A relevant example of an argument associated with fake news is the debate regarding the effect of vaccination on the health of individuals. Several individuals and activist groups have suggested a connection between the administration of vaccines and the occurrence of adverse health effects. For instance, the DTP (diphtheria-tetanus-pertussis) vaccine was suggested as one of the causes of a sudden infant death syndrome. Another popular claim that is often included in fake news on the topic is the use of the alleged connection between vaccination and the risk of developing autism. Specifically, a correlation between the administration of the measles-mumps-rubella (MMR) vaccine and the occurrence of autism in children was interpreted as evidence of the risks pertinent to the practice.
Interestingly, no plausible hypothesis is put forward that would explain the described effect. Consequently, research that does not support these claims is framed as attempts of the pharmaceutical industry to secure its financial interests. Finally, some anti-vaccine activists raise concerns regarding the complexity of the immunization process. Some suggest that exposure to several vaccines within a short time span may lead to the overload of the immune system and, by extension, increase the risk of developing a disease. It was suggested that the immunized individual was more susceptible to certain immune disorders, such as type 1 diabetes and asthma.
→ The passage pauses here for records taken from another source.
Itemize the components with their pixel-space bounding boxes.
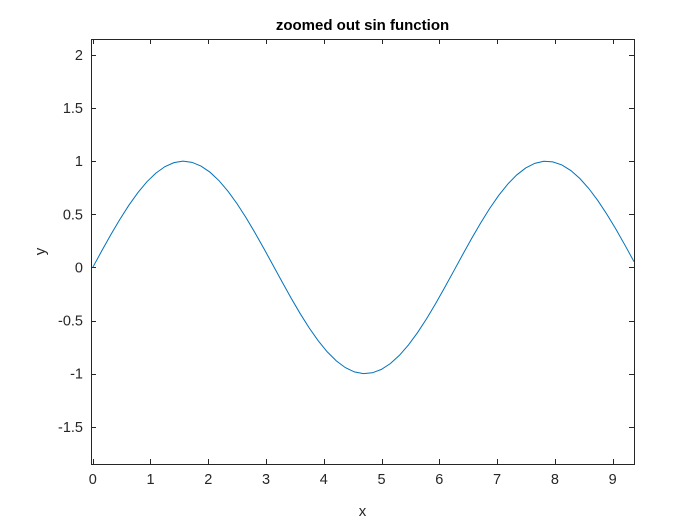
y-tick-label: 1.5 <box>63 101 83 117</box>
axes-box <box>91 39 635 465</box>
x-axis-label: x <box>359 503 367 520</box>
y-tick-label: 1 <box>75 154 83 170</box>
x-tick-label: 1 <box>146 472 154 488</box>
y-tick-label: 2 <box>75 48 83 64</box>
x-tick-label: 5 <box>378 472 386 488</box>
y-axis-ticks: -1.5 -1 -0.5 0 0.5 1 1.5 2 <box>58 48 634 436</box>
x-tick-label: 8 <box>551 472 559 488</box>
x-tick-label: 4 <box>320 472 328 488</box>
x-tick-label: 7 <box>493 472 501 488</box>
x-tick-label: 3 <box>262 472 270 488</box>
x-tick-label: 2 <box>204 472 212 488</box>
y-tick-label: -1.5 <box>58 420 83 436</box>
y-tick-label: 0.5 <box>63 207 83 223</box>
plot-area <box>91 39 634 464</box>
y-axis-label: y <box>32 247 49 255</box>
chart-title: zoomed out sin function <box>276 17 449 34</box>
x-tick-label: 0 <box>89 472 97 488</box>
y-tick-label: -1 <box>70 367 83 383</box>
y-tick-label: 0 <box>75 260 83 276</box>
x-tick-label: 9 <box>609 472 617 488</box>
x-tick-label: 6 <box>435 472 443 488</box>
sin-series-line <box>92 160 635 375</box>
y-tick-label: -0.5 <box>58 314 83 330</box>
Admittedly, each of these claims has a certain degree of plausibility from a layperson’s perspective. However, according to the scientific community, all of the claims are either misleading or fundamentally wrong. For instance, it was pointed out that the relationship between the DTP vaccine and sudden infant death syndrome could be explained by the timing of vaccination. The first dose of the DTP vaccine is made at the age of two months. At this age, the risk of SIDS occurrence is relatively high. Thus, it would seem logical for a parent of the impacted family to tie the two events together and establish causality in the absence of evidence.
A similar argument was made regarding the connection between vaccines and autism. The observed increase in the number of children diagnosed with autism at an early age, which is considered evidence of the harmful effect of the MMR vaccine, can be better explained by the changes in the screening process. On the one hand, the scope of the autism spectrum disorder-related conditions was greatly expanded in recent years. As a result, a significant proportion of the population that was previously thought to have other conditions is now diagnosed with ASD. Also, the enhancements made in the reporting procedures have resulted in the increase of reported cases, which does not necessarily indicate a respective increase in the actual development of the disorder.
Finally, it has been pointed out that no reliable causal relationship could be established between immunization patterns and the development of autoimmune disorders. Admittedly, the current data on the matter is insufficient for dismissing the claim. Nevertheless, it would be irresponsible to perceive it as a confirmation of the claim. As can be seen, the anti-vaccine side of the debate relies on intuitive connections and unfalsifiable assumptions. In contrast, the pro-vaccination side utilizes the scientific method and responsible inquiry to substantiate the arguments.